Dunsworth and Roach acted in their May show completely in character, never once referencing themselves as anything other than “Mr. Lahey” and “Randy.” Randy entered the show first, in his requisite khaki pants but also in a white dress shirt. “Take it off!” the crowd yelled, alluding to Randy’s almost constant shirtless-ness on the show. “Mr. Lahey said I should dress nice for Ann Arbor, since it’s a nice town,” Randy responded, before more cheers led him to pull off his shirt with the cry, “This is too itchy!” Lahey quickly joined Randy on stage, clad in his standard trailer park “supervisor” uniform.
The pair are known for being same-sex lovers on the show, a fact that is introduced and then treated cavalierly on the show. Their tumultuous relationship was referenced throughout their Ann Arbor performance, including digs at each other for the female characters they’ve romanced during their relationship breaks (including Randy’s dalliance with Donna, played by male actor Leigh MacInnis). “We’re both bisexual,” Randy noted to the crowd, “which means we’ll have sex with anybody.” He then grimaced as he looked at the crowd, gesturing to one man in the front of the audience, “Except you — you look crazy.”
The interactive quality of the almost two-hour show continued throughout the night, with audience members being pulled on stage for songs, sales pitches and even back massages. The sales pitches involved the two men sporadically referencing products they were selling during the night. “I have a book of shit poetry for sale – $30,” said Lahey, reading excerpts from the book that involved odes to “shit hawks.” “We have a special suit that can make you smoke weed easily,” referenced Randy, before Lahey donned the trash-bag like contraption and took a drag from a joint.

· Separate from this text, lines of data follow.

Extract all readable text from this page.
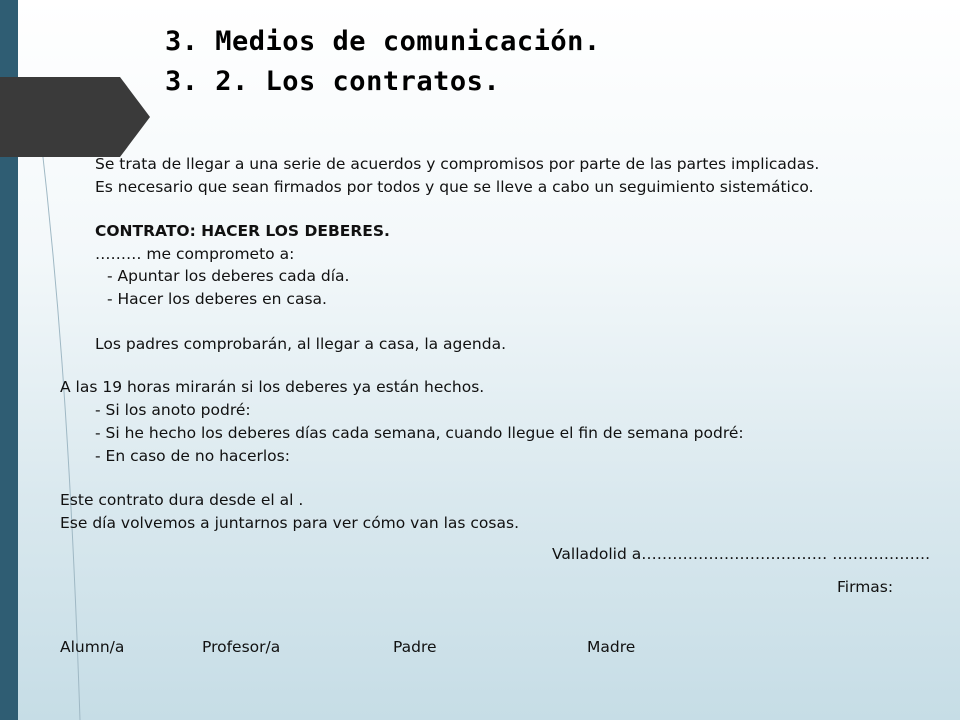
3. Medios de comunicación.
3. 2. Los contratos.
Se trata de llegar a una serie de acuerdos y compromisos por parte de las partes implicadas.
Es necesario que sean firmados por todos y que se lleve a cabo un seguimiento sistemático.
CONTRATO: HACER LOS DEBERES.
……… me comprometo a:
- Apuntar los deberes cada día.
- Hacer los deberes en casa.
Los padres comprobarán, al llegar a casa, la agenda.
A las 19 horas mirarán si los deberes ya están hechos.
- Si los anoto podré:
- Si he hecho los deberes días cada semana, cuando llegue el fin de semana podré:
- En caso de no hacerlos:
Este contrato dura desde el al .
Ese día volvemos a juntarnos para ver cómo van las cosas.
Valladolid a……………………………… ……………….
Firmas:
Alumn/a	Profesor/a	Padre	Madre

LGBT issues were mentioned as well, with professed love for same-sex marriage and support of transgender issues. “For all you LGBT…Q…I…” Lahey drunkenly slurred, adding further letters as he took a swig of Crown Royal he then held up to the crowd. Lahey is known for drunkenness on the show, which was played up with great vigor by Dunsworth. In addition to drinking Crown Royal poured frequently by a Bling Pig bartender, Lahey also drank a beer offered by someone in the audience. Randy – known for his own cheeseburger “addiction” on the television show – referenced his food weakness and even accepted a burger from someone in the crowd. “Oh man, this even has onion straws on it? I can’t wait to eat this back at the hotel,” he said while inspecting the sandwich.

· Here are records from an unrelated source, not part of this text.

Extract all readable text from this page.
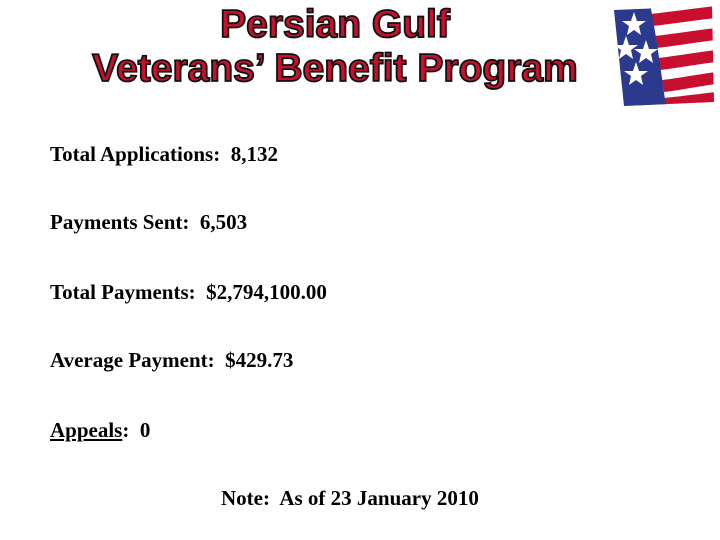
Persian Gulf
Veterans’ Benefit Program
Total Applications: 8,132
Payments Sent: 6,503
Total Payments: $2,794,100.00
Average Payment: $429.73
Appeals: 0
Note:  As of 23 January 2010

Despite the off-color comedy off the show, complete with the infamous swearing of “Trailer Park Boys,” Dunsworth’s Lahey had plenty of serious comments to interject into the act, particularly about veterans and war. “I think we should send a shit-ton of weed over to ISIS – that would settle them down for sure,” he said to audience applause. At other times, Lahey noted, “I think it’s ridiculous that veterans are treated the way they are,” or raised his glass “to all the men and women sent to these despicable wars.” The men even held a Canadian flag with a red marijuana leaf in the place of the famous maple one, urging that flag to fly over a world of “peace and weed.”
The men also had a seemingly serious appreciation for Ann Arbor, and other LGBT-friendly cities if it can be inferred from where they played other recent shows (Ferndale, San Francisco and Seattle). Their love for the people and places in the city rang out the show. “This is the cleanest city I’ve ever seen,” Lahey enthused. “I truly love this city.”